One of the most interesting and challenging ways strengthen your team is to revisit how you approach periods of adversity. While they have a tendency to bring out the worst in people, more often than not they also bring out the best - and you can use that to your advantage to make your team even stronger.
Stressful times and obstacles don’t always have to be a burden. Sure, leading your staff through a tough transitional period often results in fraught moments and difficult decisions. However, that doesn’t mean they can’t or shouldn’t be harnessed as a tool for good for your organisation.
It is easier than you think to harness adversity to strengthen your team. There is an ingrained reason for this. People who overcome challenges and obstacles together come out the other side with a better insight and understanding of how they, and their peers, respond to pressure. When team members are under pressure, they can shine in a very real way - but only when the focus is on positivity. That’s where the ‘how-to’ bit comes into it.
The key is to lead in a way that encourages everybody to work as a unit and focus on succeeding as a team. Being self-focussed and competitive throughout these periods doesn’t benefit anybody.
Follow these steps and you’ll be able to harness adversity to strengthen your team.
Champion transparency
You’ll soon find that complete honesty within teams is one of the key characteristics of teams that thrive in difficult circumstances. Rumours are effectively seeds of doubt - when left to bloom they will flourish as fear and emanate across team members.
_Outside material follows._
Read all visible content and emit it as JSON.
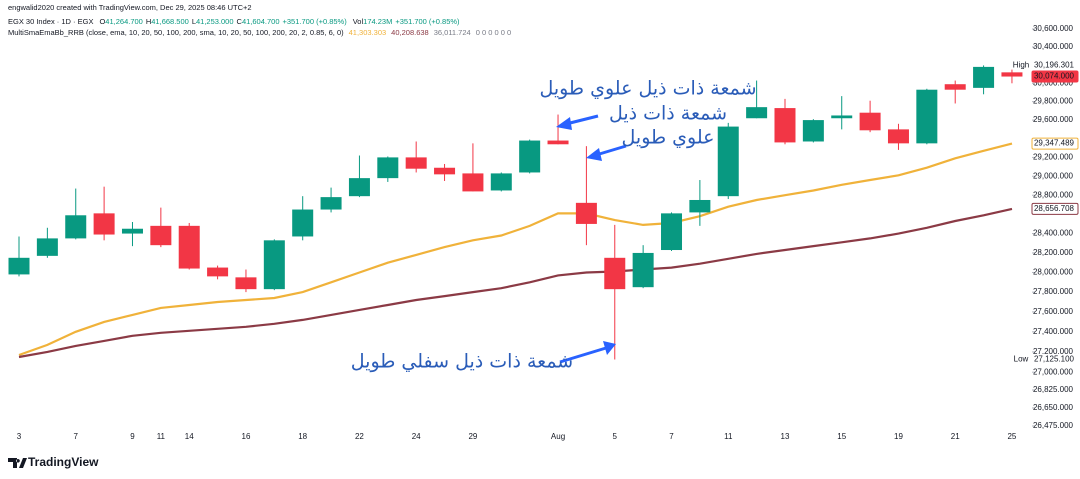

As a leader during situations of adversity, you need to combat this with honesty - but back that up with belief in your team’s ability to sustain your organisation through it.
Take care to ensure effective communication from all levels
Sometimes difficult situations can creep up on you without you noticing. However, many of this situations could effectively have been avoided if you had been more approachable. You need to allow a degree of freedom and autonomy, but you need to back that up with a clear support network so that issues are properly flagged before they descend into something worst.
Delegate through empowerment and belief
On the flipside to the above, have belief in your team is one of the best ways to champion success - so encouraging them to take ownership of difficult situations will allow them to grow alongside each other.
Ensure recognition for little successes and debrief positively after the storm
Finally, it is vitally important that you display acknowledgement for your team’s successes. Recognise and reward instances of employees working well with each other as a way of showing that those skills are valued. This will motivate them to continue working this way.
How you debrief will also have a massive effect on how you move forward. This should be done in a positive way, analysing what went wrong openly and working out changes to processes and systems that will help to counter that in the future.